Plastic surgeons must also be psychologists. Very often patients cannot get used to their new noses and doctors must counsel them on their new look.

Danielyan says that hump in Armenian noses isn't just for God's amusement. Nature has purposely provided Armenians with big hump noses and wide nostrils, he says. The air is dry in Armenia and inside the nose there are cells which exist to moisten the air before it reaches the lungs. Big noses equal big nostrils, equal big dampness, equal a happier Armenian in his dry country.

Fourteen-year old Narek Martirosyan was recently awaiting Danielyan's surgery to reduce the hump in his nose. With just a few hours to go before entering the operating room he said it would be "interesting to me how will I look with the other nose".

"When a patient comes the first question I ask is: 'What kind of nose do you want to have?' Mainly they know what they want but as a specialist you must advise them whether their choice is correct," says Danielyan. "Sometimes it happens that I don't operate when a nose suits a face and I explain it to a visitor. Often people with mental problems apply. They think that if their noses are changed then it will help to change something in their lives as well."

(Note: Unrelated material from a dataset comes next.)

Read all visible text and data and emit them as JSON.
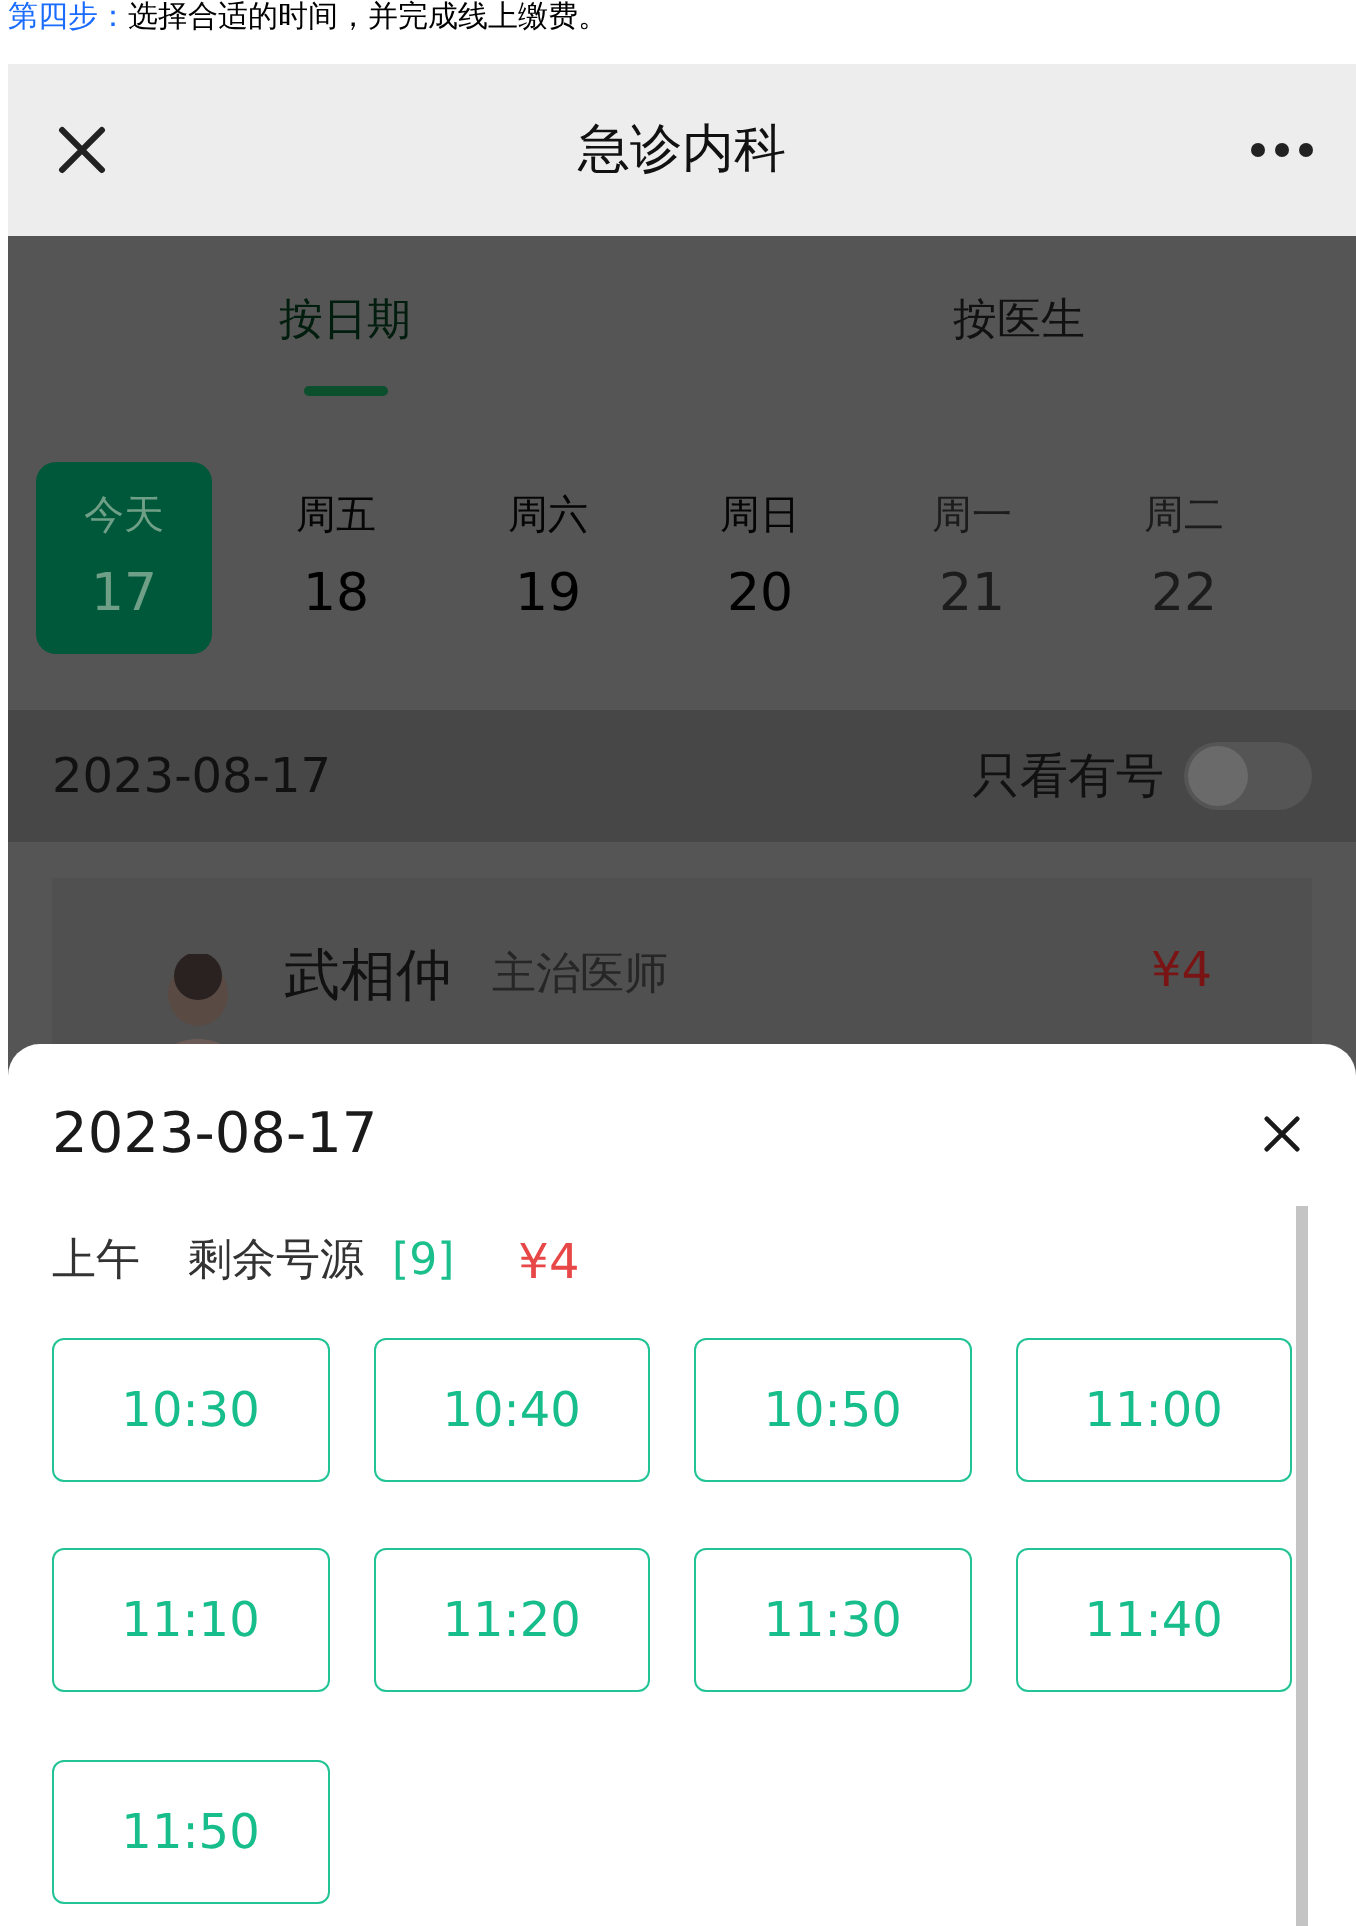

Thirty-five year old Artur Mkrtchyan isn't looking for any such changes. He says he is proud of his big nose and argues that it isn't really so big.

"The nose is an organ that attaches some specific posture to people's faces," Mkrthcyan says. "It accentuates their tempers and tells about a person's nature."

Danielyan says he sees about two patients a month from outside Armenia, who have the work done here because it costs about 10 times less in Armenia.

Reducing and reshaping nature's idea of what an Armenian nose ought to be is a rewarding task.

"Our work resembles the work of a sculptor," he says. "We just deal with people."